Now, how the devil was she supposed to make him know it? She muttered, “Bother,” again and decided to recruit Martin in the task.
With her customary skill, she dislodged herself from her group of admirers—long ago she’d begun to consider these young hangers-on as akin to a pack of dogs sniffing at a bitch in heat—and sought out Martin Tafft. Good old Martin. He was one of the nicest men she knew, as well as one of the smartest. If he wasn’t so blasted busy all the time, Brenda might have plied some of her charms on him. She wouldn’t mind being married to a nice man, especially if he had a lot of money. And Martin, if what she’d heard was true, was well on his way to becoming one of America’s new “movie millionaires.”
She found him in the back parlor of the lounge, deep into a discussion with a man she didn’t recognize. When she entered the room, the two men turned. Martin smiled in greeting. The other man’s mouth fell open, and he goggled at her. She was used to it.

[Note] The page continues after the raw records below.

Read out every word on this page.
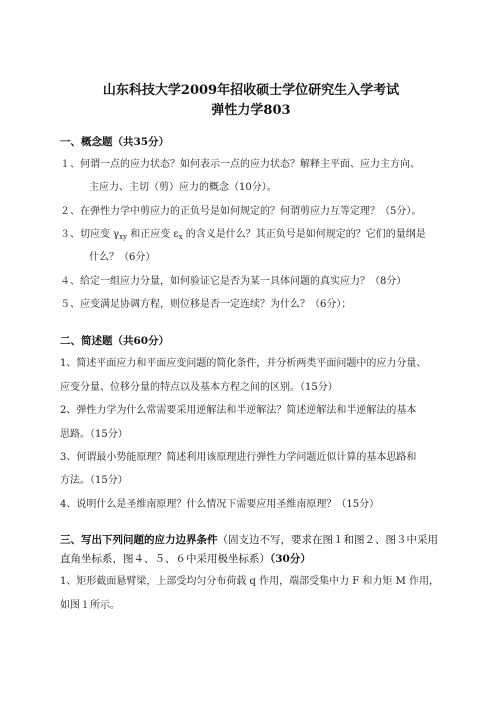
山东科技大学2009年招收硕士学位研究生入学考试
弹性力学803
一、概念题（共35分）
１、何谓一点的应力状态？如何表示一点的应力状态？解释主平面、应力主方向、
主应力、主切（剪）应力的概念（10分）。
２、在弹性力学中剪应力的正负号是如何规定的？何谓剪应力互等定理？（5分）。
３、切应变 $\gamma_{xy}$ 和正应变 $\varepsilon_x$ 的含义是什么？其正负号是如何规定的？它们的量纲是
什么？（6分）
４、给定一组应力分量，如何验证它是否为某一具体问题的真实应力？（8分）
５、应变满足协调方程，则位移是否一定连续？为什么？（6分）；
二、简述题（共60分）
1、简述平面应力和平面应变问题的简化条件，并分析两类平面问题中的应力分量、
应变分量、位移分量的特点以及基本方程之间的区别。（15分）
2、弹性力学为什么常需要采用逆解法和半逆解法？简述逆解法和半逆解法的基本
思路。（15分）
3、何谓最小势能原理？简述利用该原理进行弹性力学问题近似计算的基本思路和
方法。（15分）
4、说明什么是圣维南原理？什么情况下需要应用圣维南原理？（15分）
三、写出下列问题的应力边界条件（固支边不写，要求在图１和图２、图３中采用
直角坐标系，图４、５、６中采用极坐标系）（30分）
1、矩形截面悬臂梁，上部受均匀分布荷载 q 作用，端部受集中力 F 和力矩 M 作用，
如图１所示。
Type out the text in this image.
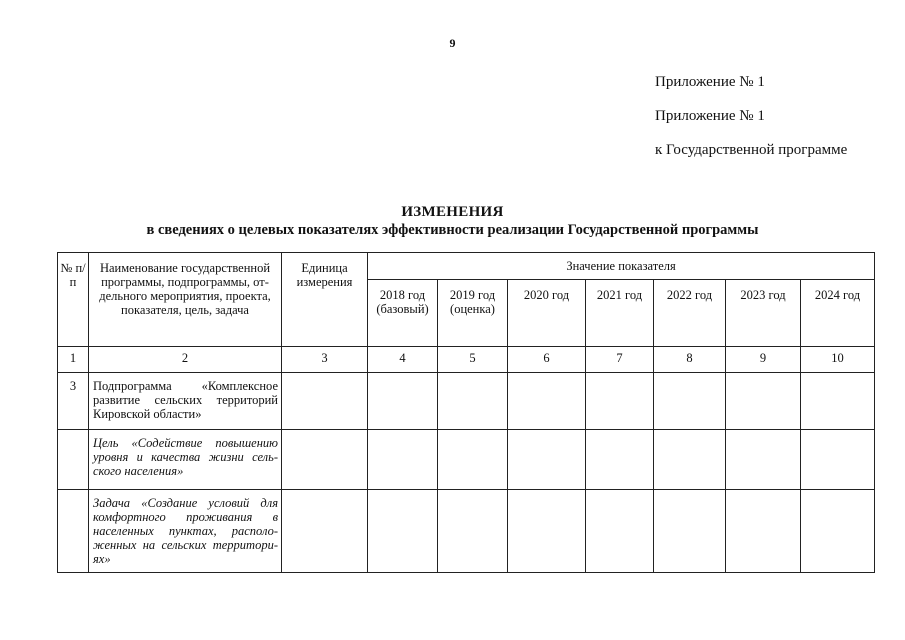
9
Приложение № 1
Приложение № 1
к Государственной программе
ИЗМЕНЕНИЯ
в сведениях о целевых показателях эффективности реализации Государственной программы
№ п/п	Наименование государственной программы, подпрограммы, отдельного мероприятия, проекта, показателя, цель, задача	Единица измерения	Значение показателя						
			2018 год (базовый)	2019 год (оценка)	2020 год	2021 год	2022 год	2023 год	2024 год
1	2	3	4	5	6	7	8	9	10
3	Подпрограмма «Комплексное развитие сельских территорий Кировской области»								
	Цель «Содействие повышению уровня и качества жизни сельского населения»								
	Задача «Создание условий для комфортного проживания в населенных пунктах, расположенных на сельских территориях»								
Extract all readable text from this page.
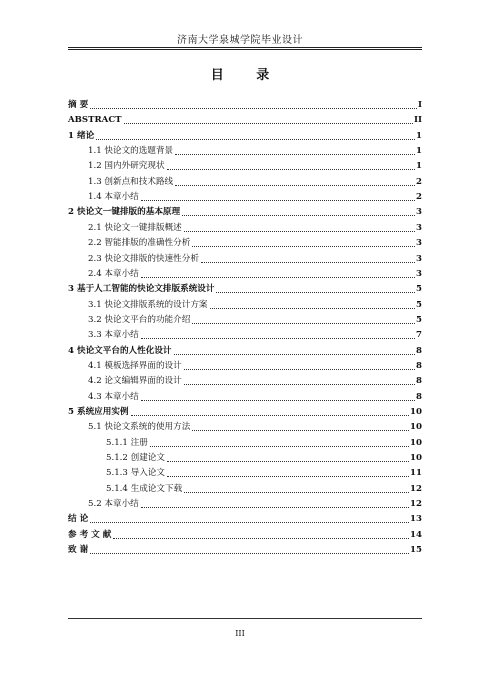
济南大学泉城学院毕业设计
目 录
摘 要	I
ABSTRACT	II
1 绪论	1
1.1 快论文的选题背景	1
1.2 国内外研究现状	1
1.3 创新点和技术路线	2
1.4 本章小结	2
2 快论文一键排版的基本原理	3
2.1 快论文一键排版概述	3
2.2 智能排版的准确性分析	3
2.3 快论文排版的快速性分析	3
2.4 本章小结	3
3 基于人工智能的快论文排版系统设计	5
3.1 快论文排版系统的设计方案	5
3.2 快论文平台的功能介绍	5
3.3 本章小结	7
4 快论文平台的人性化设计	8
4.1 模板选择界面的设计	8
4.2 论文编辑界面的设计	8
4.3 本章小结	8
5 系统应用实例	10
5.1 快论文系统的使用方法	10
5.1.1 注册	10
5.1.2 创建论文	10
5.1.3 导入论文	11
5.1.4 生成论文下载	12
5.2 本章小结	12
结 论	13
参 考 文 献	14
致 谢	15
III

Pasting on her “perky” smile, she moved toward the men. “Hello, Martin.” She nodded to the man, who didn’t seem able to control his jaw muscles. They still sagged, revealing a set of fine choppers. Brenda was impressed.

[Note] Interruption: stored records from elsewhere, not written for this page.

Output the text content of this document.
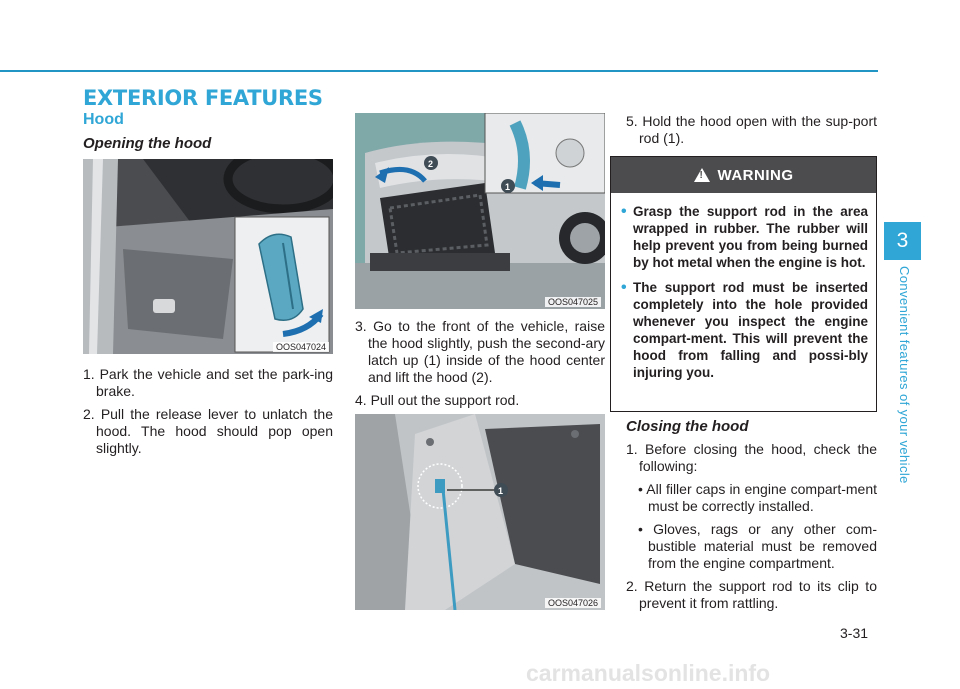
EXTERIOR FEATURES
Hood
Opening the hood
OOS047024
1. Park the vehicle and set the park-ing brake.
2. Pull the release lever to unlatch the hood. The hood should pop open slightly.
2
1
OOS047025
3. Go to the front of the vehicle, raise the hood slightly, push the second-ary latch up (1) inside of the hood center and lift the hood (2).
4. Pull out the support rod.
1
OOS047026
5. Hold the hood open with the sup-port rod (1).
! WARNING
• Grasp the support rod in the area wrapped in rubber. The rubber will help prevent you from being burned by hot metal when the engine is hot.
• The support rod must be inserted completely into the hole provided whenever you inspect the engine compart-ment. This will prevent the hood from falling and possi-bly injuring you.
Closing the hood
1. Before closing the hood, check the following:
• All filler caps in engine compart-ment must be correctly installed.
• Gloves, rags or any other com-bustible material must be removed from the engine compartment.
2. Return the support rod to its clip to prevent it from rattling.
3
Convenient features of your vehicle
3-31
carmanualsonline.info
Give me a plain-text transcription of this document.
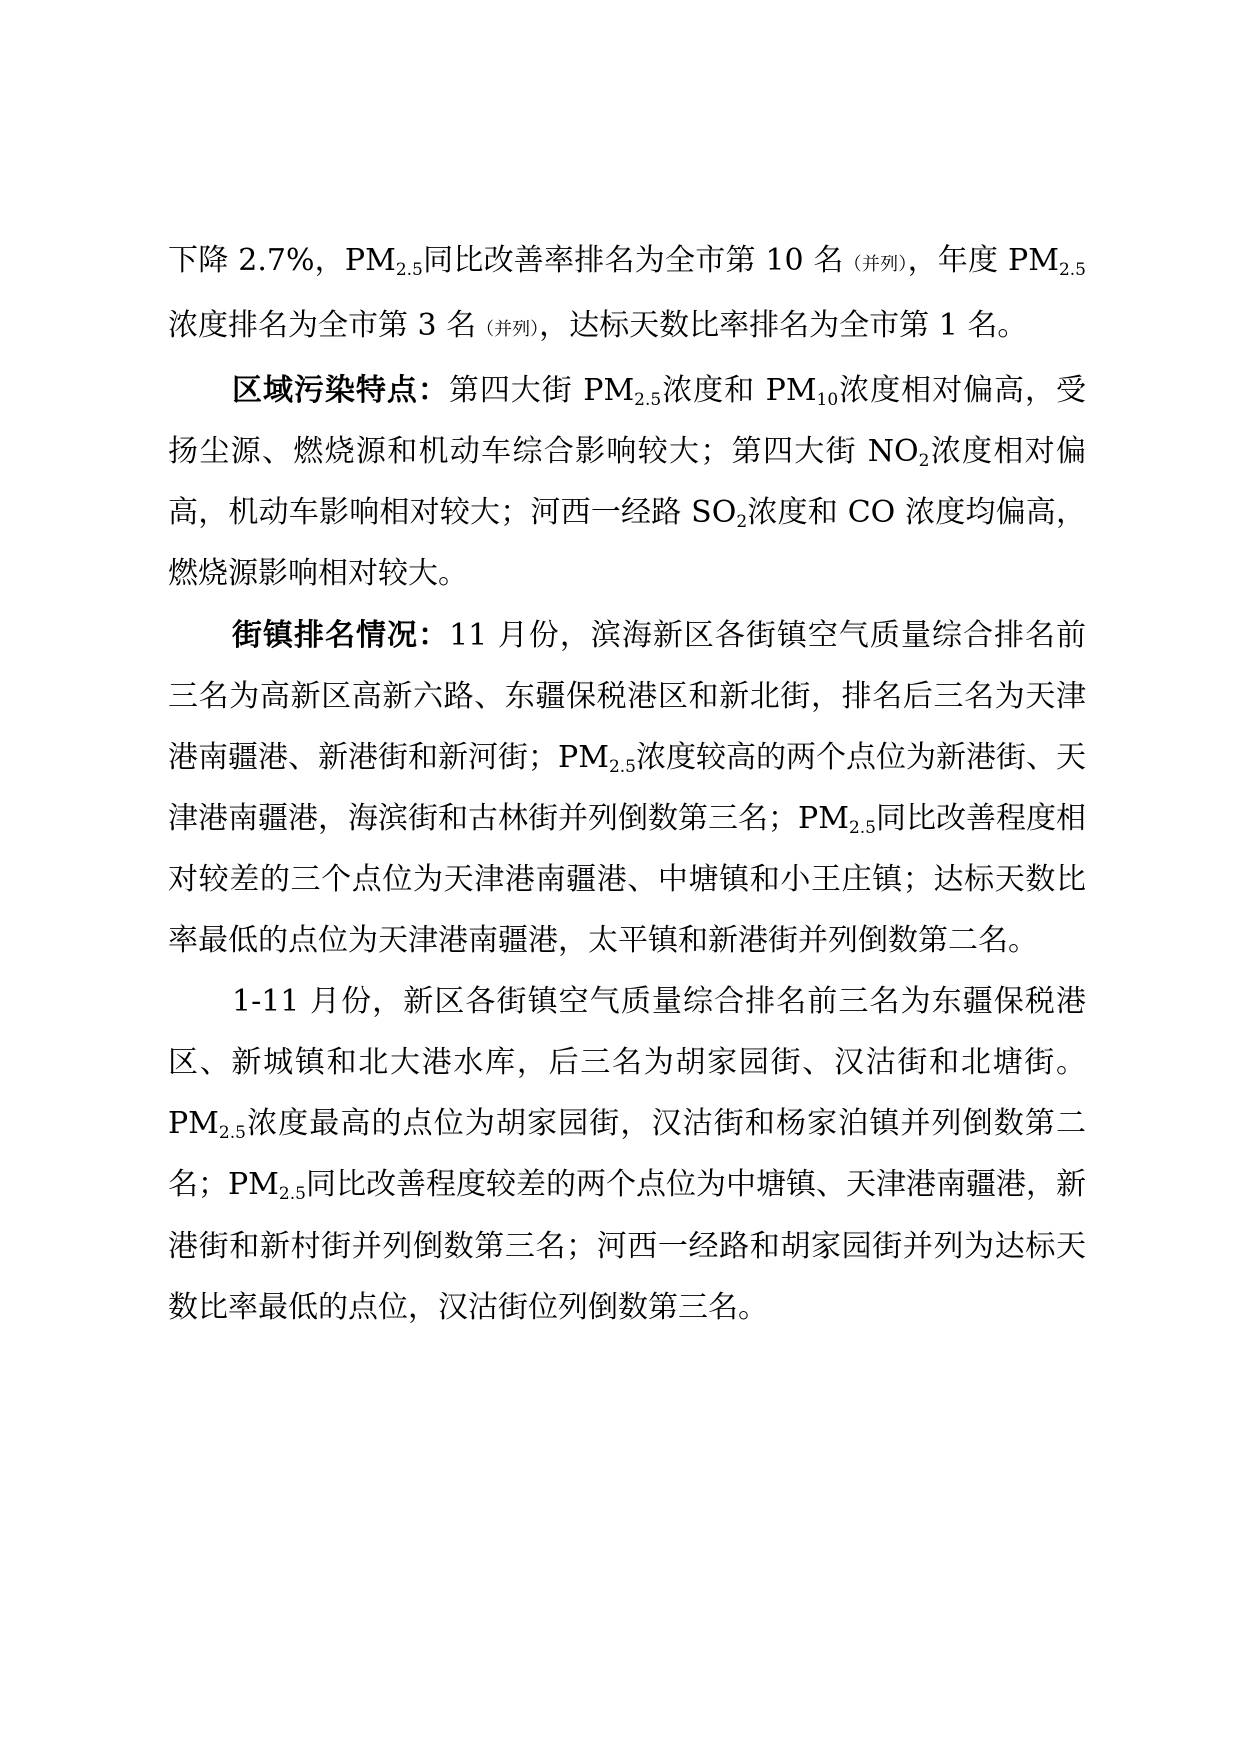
下降 2.7%，$PM_{2.5}$同比改善率排名为全市第 10 名（并列），年度 $PM_{2.5}$浓度排名为全市第 3 名（并列），达标天数比率排名为全市第 1 名。

区域污染特点：第四大街 $PM_{2.5}$浓度和 $PM_{10}$浓度相对偏高，受扬尘源、燃烧源和机动车综合影响较大；第四大街 $NO_2$浓度相对偏高，机动车影响相对较大；河西一经路 $SO_2$浓度和 CO 浓度均偏高，燃烧源影响相对较大。

街镇排名情况：11 月份，滨海新区各街镇空气质量综合排名前三名为高新区高新六路、东疆保税港区和新北街，排名后三名为天津港南疆港、新港街和新河街；$PM_{2.5}$浓度较高的两个点位为新港街、天津港南疆港，海滨街和古林街并列倒数第三名；$PM_{2.5}$同比改善程度相对较差的三个点位为天津港南疆港、中塘镇和小王庄镇；达标天数比率最低的点位为天津港南疆港，太平镇和新港街并列倒数第二名。

1-11 月份，新区各街镇空气质量综合排名前三名为东疆保税港区、新城镇和北大港水库，后三名为胡家园街、汉沽街和北塘街。$PM_{2.5}$浓度最高的点位为胡家园街，汉沽街和杨家泊镇并列倒数第二名；$PM_{2.5}$同比改善程度较差的两个点位为中塘镇、天津港南疆港，新港街和新村街并列倒数第三名；河西一经路和胡家园街并列为达标天数比率最低的点位，汉沽街位列倒数第三名。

Martin elbowed the man at his side, who closed his mouth with a click of those strong teeth. “How-do, Brenda. May I introduce you to Mr. Septimus Cadwallader, who is engineering the transport of several Indians from the reservation in Arizona Territory to work in our picture?”
She held out her hand and gave Mr. Cadwallader an up-voltage version of her usual friendly smile. This one generally left men gawking in appreciation, and Brenda always tried to please her audience. “How do you do, Mr. Cadwallader? Thank you for your help in our picture.”
“Hoo dow you dew?” Mr. Cadwallader stuttered, a
nd corrected himself. “I mean, who do you dow? I mean—’
“She knows what you mean,” Martin interrupted gently. He often took pity on Brenda’s victims, and she appreciated him for it.
Because she wasn’t sure of Mr. Cadwallader’s state but figured he was unfit to entertain a question, she asked Martin, “When do the Indians arrive?”
“Tomorrow afternoon. We’ll have a run-through in the morning, just to get the cast and crew familiar with the story line. I’ll introduce everyone tomorrow morning, and then introduce the Indians as soon as, they get here.”
“How many will be coming?” The notion of a tribe of Indians arriving by truck train tickled Brenda’s ironic side, although she knew good and well that there wasn’t anything amusing about what the white men had done to Indians during the last half-century. While she didn’t have the time to indulge her intellectual curiosity as much she’d like, she read a lot. What she’d read about the Indian conflict had left her emotions in turmoil. She’d absolutely love to discuss the matter with Colin. Among other things.
“Fifteen. Young men, for the most part. There’s the part of the Indian maiden, of course, but we’re using a white girl for that. Heavy makeup.”
“Right.” Which, of course, meant that the Indian maiden in Indian Love Song would look like a white girl in heavy makeup. Brenda didn’t even sigh. She was used to that, too, by this time. “Say, Martin,” she said, “when you’re through with Mr. Cadwallader”—she gave the other man yet another version of her brilliant smile and had the satisfaction of watching him swallow convulsively—“may I talk to you for a minute?”
“Sure. Be right with you. We’re almost through here.”
While Martin tried, to get Mr. Cadwallader’s attention to unstick from Brenda and refocus on the matter under discussion, Brenda wandered over to a table in a corner, comfortably set between two of the Cedar Crest’s homey easy chairs.